17.2.9 Each Party shall appoint as a representative a person who is not normally actively involved in the implementation of the Treaty.
17.2.10 The Parties shall make all efforts required so that the review process is completed within a period of twelve months.
Chapter 18 - Ratification of the Agreement-in-Principle and of the Treaty
18.1 Ratification of the Agreement-in-Principle
18.1.1 This agreement shall be submitted to the Parties for ratification once it is initialled by the negotiators.
18.1.2 This agreement shall be ratified by the signature of the Innu Chiefs, authorized for this purpose by a resolution of their Council. A consultation and information process shall be put in place by each of the First Nations.
18.1.3 This agreement shall be ratified by Quebec when it shall bear the signature of the Minister authorized for this purpose by the government of Quebec.
18.1.4 This agreement shall be ratified by Canada when it shall bear the signature of the Minister authorized for this purpose by the government of Canada.

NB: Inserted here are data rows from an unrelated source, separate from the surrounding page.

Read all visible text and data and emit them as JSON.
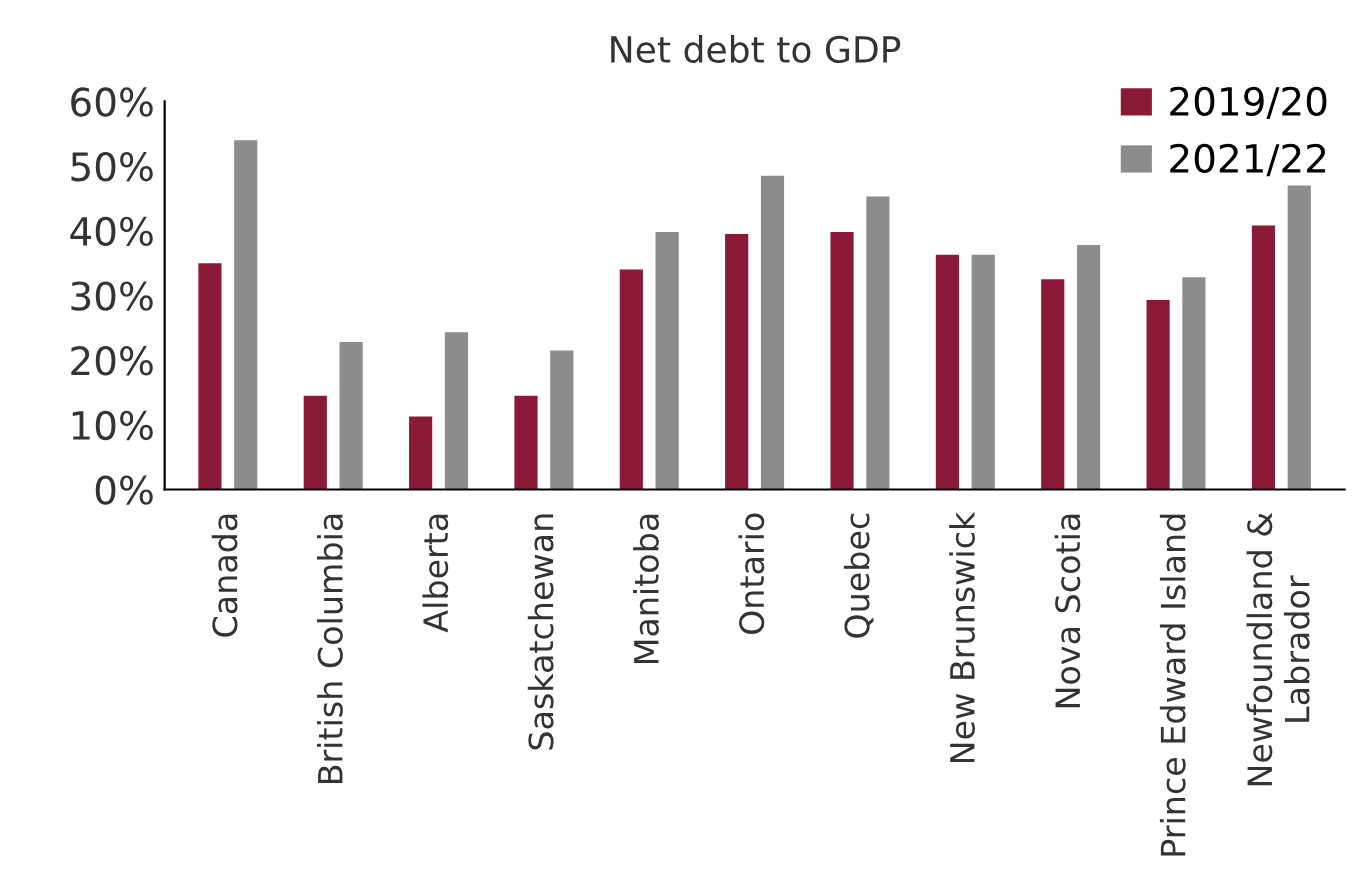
{
  "chart_data": {
    "type": "bar",
    "title": "Net debt to GDP",
    "categories": [
      "Canada",
      "British Columbia",
      "Alberta",
      "Saskatchewan",
      "Manitoba",
      "Ontario",
      "Quebec",
      "New Brunswick",
      "Nova Scotia",
      "Prince Edward Island",
      "Newfoundland &\nLabrador"
    ],
    "series": [
      {
        "name": "2019/20",
        "color": "#8b1a38",
        "values": [
          35,
          14.5,
          11.3,
          14.5,
          34,
          39.5,
          39.8,
          36.3,
          32.5,
          29.3,
          40.8
        ]
      },
      {
        "name": "2021/22",
        "color": "#8c8c8c",
        "values": [
          54,
          22.8,
          24.3,
          21.5,
          39.8,
          48.5,
          45.3,
          36.3,
          37.8,
          32.8,
          47
        ]
      }
    ],
    "ylim": [
      0,
      60
    ],
    "yticks": [
      {
        "value": 0,
        "label": "0%"
      },
      {
        "value": 10,
        "label": "10%"
      },
      {
        "value": 20,
        "label": "20%"
      },
      {
        "value": 30,
        "label": "30%"
      },
      {
        "value": 40,
        "label": "40%"
      },
      {
        "value": 50,
        "label": "50%"
      },
      {
        "value": 60,
        "label": "60%"
      }
    ],
    "grid": false,
    "legend": "top right"
  }
}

18.1.5 Once ratified, the Parties agree to continue negotiations with a view to the conclusion of a Treaty on the basis of this agreement.
18.1.6 The Parties shall jointly agree on the appropriate time to make this agreement public.

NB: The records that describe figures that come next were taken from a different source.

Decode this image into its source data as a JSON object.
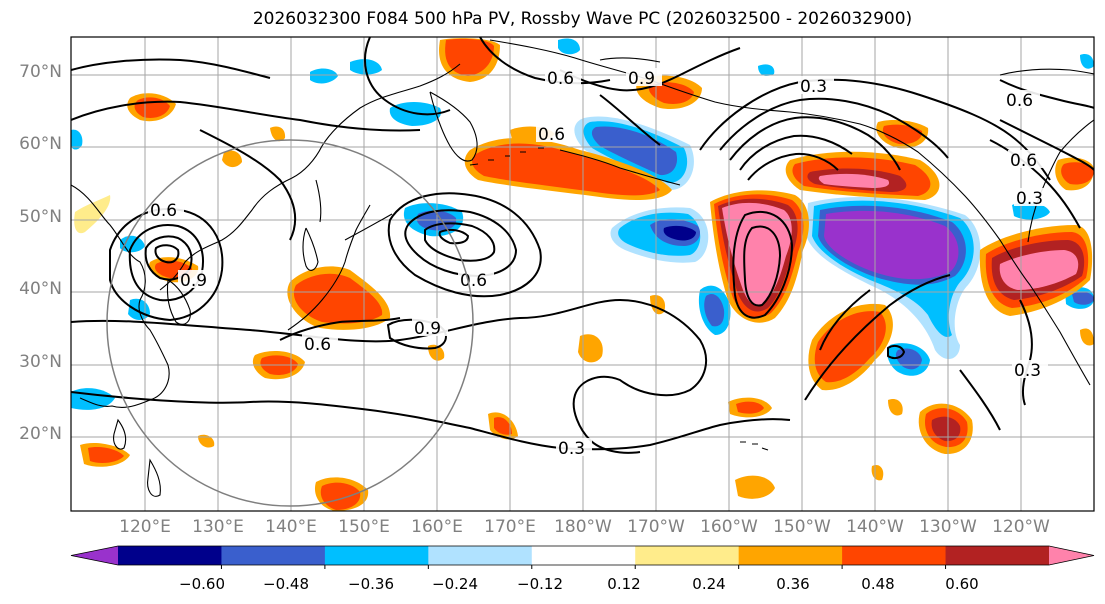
{
  "title": "2026032300 F084 500 hPa PV, Rossby Wave PC (2026032500 - 2026032900)",
  "map": {
    "projection": "PlateCarree",
    "lon_range": [
      "110°E",
      "110°W"
    ],
    "lat_range": [
      "10°N",
      "75°N"
    ],
    "lat_ticks": [
      "70°N",
      "60°N",
      "50°N",
      "40°N",
      "30°N",
      "20°N"
    ],
    "lon_ticks": [
      "120°E",
      "130°E",
      "140°E",
      "150°E",
      "160°E",
      "170°E",
      "180°W",
      "170°W",
      "160°W",
      "150°W",
      "140°W",
      "130°W",
      "120°W"
    ],
    "contour_labels": [
      "0.3",
      "0.6",
      "0.9",
      "0.6",
      "0.3",
      "0.3",
      "0.6",
      "0.9",
      "0.6",
      "0.3"
    ],
    "contour_label_text": {
      "c1": "0.3",
      "c2": "0.3",
      "c3": "0.6",
      "c4": "0.6",
      "c5": "0.6",
      "c6": "0.9",
      "c7": "0.6",
      "c8": "0.3",
      "c9": "0.6",
      "c10": "0.9",
      "c11": "0.6",
      "c12": "0.3",
      "c13": "0.9",
      "c14": "0.6"
    }
  },
  "colorbar": {
    "ticks": [
      "−0.60",
      "−0.48",
      "−0.36",
      "−0.24",
      "−0.12",
      "0.12",
      "0.24",
      "0.36",
      "0.48",
      "0.60"
    ],
    "colors": [
      "#9932cc",
      "#00008b",
      "#3a5fcd",
      "#00bfff",
      "#b0e2ff",
      "#ffffff",
      "#ffec8b",
      "#ffa500",
      "#ff4500",
      "#b22222",
      "#ff82ab"
    ]
  }
}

18.2 Ratification of the Treaty
18.2.1 The Treaty shall be ratified by the Innus within the framework of a referendum held within each of the First Nations.
18.2.2 The Parties shall agree in the Treaty upon the other modalities of its ratification and implementation.

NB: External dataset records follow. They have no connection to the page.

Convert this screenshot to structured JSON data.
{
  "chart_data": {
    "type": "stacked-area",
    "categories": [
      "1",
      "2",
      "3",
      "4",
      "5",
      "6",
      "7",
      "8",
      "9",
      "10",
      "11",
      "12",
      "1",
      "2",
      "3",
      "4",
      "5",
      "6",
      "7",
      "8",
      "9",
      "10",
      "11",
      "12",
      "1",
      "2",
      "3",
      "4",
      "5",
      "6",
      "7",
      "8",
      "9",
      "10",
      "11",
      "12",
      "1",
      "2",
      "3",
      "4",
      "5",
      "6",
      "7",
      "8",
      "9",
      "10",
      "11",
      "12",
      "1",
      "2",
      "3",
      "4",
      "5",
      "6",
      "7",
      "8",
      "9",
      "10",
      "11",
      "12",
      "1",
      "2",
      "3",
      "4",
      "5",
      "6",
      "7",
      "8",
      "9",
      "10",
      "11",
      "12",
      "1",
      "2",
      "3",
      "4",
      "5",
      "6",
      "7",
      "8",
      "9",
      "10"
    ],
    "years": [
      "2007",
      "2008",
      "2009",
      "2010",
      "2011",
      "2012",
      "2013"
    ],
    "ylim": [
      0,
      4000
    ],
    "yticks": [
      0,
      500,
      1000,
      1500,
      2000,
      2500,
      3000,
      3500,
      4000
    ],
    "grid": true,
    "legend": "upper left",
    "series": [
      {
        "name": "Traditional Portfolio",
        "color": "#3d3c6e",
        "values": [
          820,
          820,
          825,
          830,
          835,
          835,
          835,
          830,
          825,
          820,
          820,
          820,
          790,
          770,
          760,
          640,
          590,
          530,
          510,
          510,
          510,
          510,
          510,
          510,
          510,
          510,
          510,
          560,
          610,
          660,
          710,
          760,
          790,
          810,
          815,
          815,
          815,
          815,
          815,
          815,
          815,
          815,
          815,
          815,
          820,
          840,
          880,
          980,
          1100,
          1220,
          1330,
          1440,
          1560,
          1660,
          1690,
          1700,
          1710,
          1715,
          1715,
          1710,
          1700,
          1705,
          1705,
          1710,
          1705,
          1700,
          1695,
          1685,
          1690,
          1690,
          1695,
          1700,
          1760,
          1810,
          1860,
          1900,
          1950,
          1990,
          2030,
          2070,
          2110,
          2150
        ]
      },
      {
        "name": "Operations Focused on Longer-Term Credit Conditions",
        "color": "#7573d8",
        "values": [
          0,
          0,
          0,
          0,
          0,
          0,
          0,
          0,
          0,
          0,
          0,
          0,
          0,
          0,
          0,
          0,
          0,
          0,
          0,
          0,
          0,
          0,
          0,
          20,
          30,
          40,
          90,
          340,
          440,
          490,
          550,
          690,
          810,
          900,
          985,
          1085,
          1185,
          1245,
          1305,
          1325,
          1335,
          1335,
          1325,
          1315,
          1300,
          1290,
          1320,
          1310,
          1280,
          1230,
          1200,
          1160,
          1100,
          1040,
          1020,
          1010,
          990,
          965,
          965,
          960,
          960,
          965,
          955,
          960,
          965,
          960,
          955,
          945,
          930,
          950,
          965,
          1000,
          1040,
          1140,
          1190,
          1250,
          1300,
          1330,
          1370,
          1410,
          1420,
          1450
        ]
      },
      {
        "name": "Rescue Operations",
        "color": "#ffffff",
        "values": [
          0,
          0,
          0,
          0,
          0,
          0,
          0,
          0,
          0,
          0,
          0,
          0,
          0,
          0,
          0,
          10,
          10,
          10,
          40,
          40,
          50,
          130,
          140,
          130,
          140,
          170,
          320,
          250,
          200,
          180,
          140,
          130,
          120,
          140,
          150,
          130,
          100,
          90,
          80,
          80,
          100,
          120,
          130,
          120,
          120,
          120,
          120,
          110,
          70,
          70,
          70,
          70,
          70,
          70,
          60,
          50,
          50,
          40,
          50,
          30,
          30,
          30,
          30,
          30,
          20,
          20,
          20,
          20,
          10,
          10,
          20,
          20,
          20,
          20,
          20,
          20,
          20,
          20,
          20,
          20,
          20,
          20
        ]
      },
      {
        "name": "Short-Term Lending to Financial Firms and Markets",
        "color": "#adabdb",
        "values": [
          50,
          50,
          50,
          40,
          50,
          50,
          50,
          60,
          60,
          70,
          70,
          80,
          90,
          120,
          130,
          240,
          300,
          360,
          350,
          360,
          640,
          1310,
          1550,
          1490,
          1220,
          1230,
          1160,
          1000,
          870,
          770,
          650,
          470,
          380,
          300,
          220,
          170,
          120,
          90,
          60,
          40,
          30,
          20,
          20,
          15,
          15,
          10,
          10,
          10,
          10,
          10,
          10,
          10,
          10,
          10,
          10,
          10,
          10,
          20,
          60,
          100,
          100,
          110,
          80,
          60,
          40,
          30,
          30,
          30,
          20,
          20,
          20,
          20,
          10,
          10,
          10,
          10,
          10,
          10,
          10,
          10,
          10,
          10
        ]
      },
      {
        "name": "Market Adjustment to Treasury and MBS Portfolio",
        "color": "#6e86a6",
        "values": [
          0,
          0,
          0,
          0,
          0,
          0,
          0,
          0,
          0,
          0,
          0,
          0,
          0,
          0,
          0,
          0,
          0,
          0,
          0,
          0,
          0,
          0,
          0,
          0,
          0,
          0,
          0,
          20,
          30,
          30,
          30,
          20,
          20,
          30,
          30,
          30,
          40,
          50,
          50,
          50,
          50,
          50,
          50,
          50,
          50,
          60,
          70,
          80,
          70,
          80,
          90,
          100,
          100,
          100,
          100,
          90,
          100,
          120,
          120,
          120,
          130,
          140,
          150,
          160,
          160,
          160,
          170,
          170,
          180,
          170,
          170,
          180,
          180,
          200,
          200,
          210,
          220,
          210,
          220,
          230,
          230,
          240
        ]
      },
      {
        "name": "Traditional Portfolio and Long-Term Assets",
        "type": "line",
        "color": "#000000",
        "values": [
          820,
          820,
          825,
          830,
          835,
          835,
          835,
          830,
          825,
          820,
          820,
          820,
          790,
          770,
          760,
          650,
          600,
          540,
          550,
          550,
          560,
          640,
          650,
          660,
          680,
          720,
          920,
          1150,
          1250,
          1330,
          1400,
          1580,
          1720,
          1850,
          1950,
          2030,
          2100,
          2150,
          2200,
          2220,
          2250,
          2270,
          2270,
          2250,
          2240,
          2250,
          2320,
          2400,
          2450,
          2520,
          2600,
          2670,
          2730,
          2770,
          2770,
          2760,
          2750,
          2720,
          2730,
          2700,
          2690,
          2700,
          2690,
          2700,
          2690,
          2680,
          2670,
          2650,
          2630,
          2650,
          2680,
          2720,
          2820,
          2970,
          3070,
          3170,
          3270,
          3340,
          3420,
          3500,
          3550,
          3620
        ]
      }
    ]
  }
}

18.2.3 The general timetable for the ratification of the Treaty shall be established by the Parties as soon as it is initialled by the negotiators.
Chapter 19 - Transitional Measures
19.1 Upon the signature of this agreement, Canada and Quebec, within their respective jurisdictions, shall take the transitional measures considered necessary to prevent any infringement of the rights and interests provided for in this agreement according to the various land allocations and socio-economic development measures agreed upon, and to prepare for the implementation of the Treaty.
19.2These transitional measures may deal in particular with the prevention of land-transfers, of the awarding of new rights or leases or the carrying on of any other activities which may prejudice the implementation of the provisions of the Treaty.
19.3All acquisitions required to give effect to the Treaty shall be carried out by Canada or Quebec, as applicable, prior to the coming into force of the Treaty.
19.4These measures may also provide for acquisitions or other arrangements to facilitate the implementation of the measures provided for in the chapter on Socio-economic Development as well as the implementation of the training measures required to prepare the Innus to implement the Treaty and fully benefit from its effects.
19.5Particular transitional measures may be taken for each of the First Nations.
19.6In parallel to the pilot experiments provided for in section 6.9, Canada and Quebec, within their respective jurisdictions, shall promote, on a voluntary basis, the participation of the First Nations and their members in the management of the lands, the environment and the natural resources by applying, when feasible, the procedures agreed upon during the negotiations and which shall be the subject of complementary agreements in accordance with the chapter on genuine participation.
19.7The First Nations, for their part, shall ensure compliance with the conservation measures and arrangements currently in place regarding the practice of Innu Aitun, in particular with regard to species considered sensitive.
19.8Matters agreed upon in the interval between this agreement and the coming into force of the Treaty may also be the subject of transitional measures.
19.9The Party which has implemented transitional measures may terminate them in any one of the following circumstances:
- One of the Parties to this agreement has announced its intention not to pursue its implementation;
- A period of two years has elapsed since the signing of this agreement and a six-month notice has been given to the other Parties.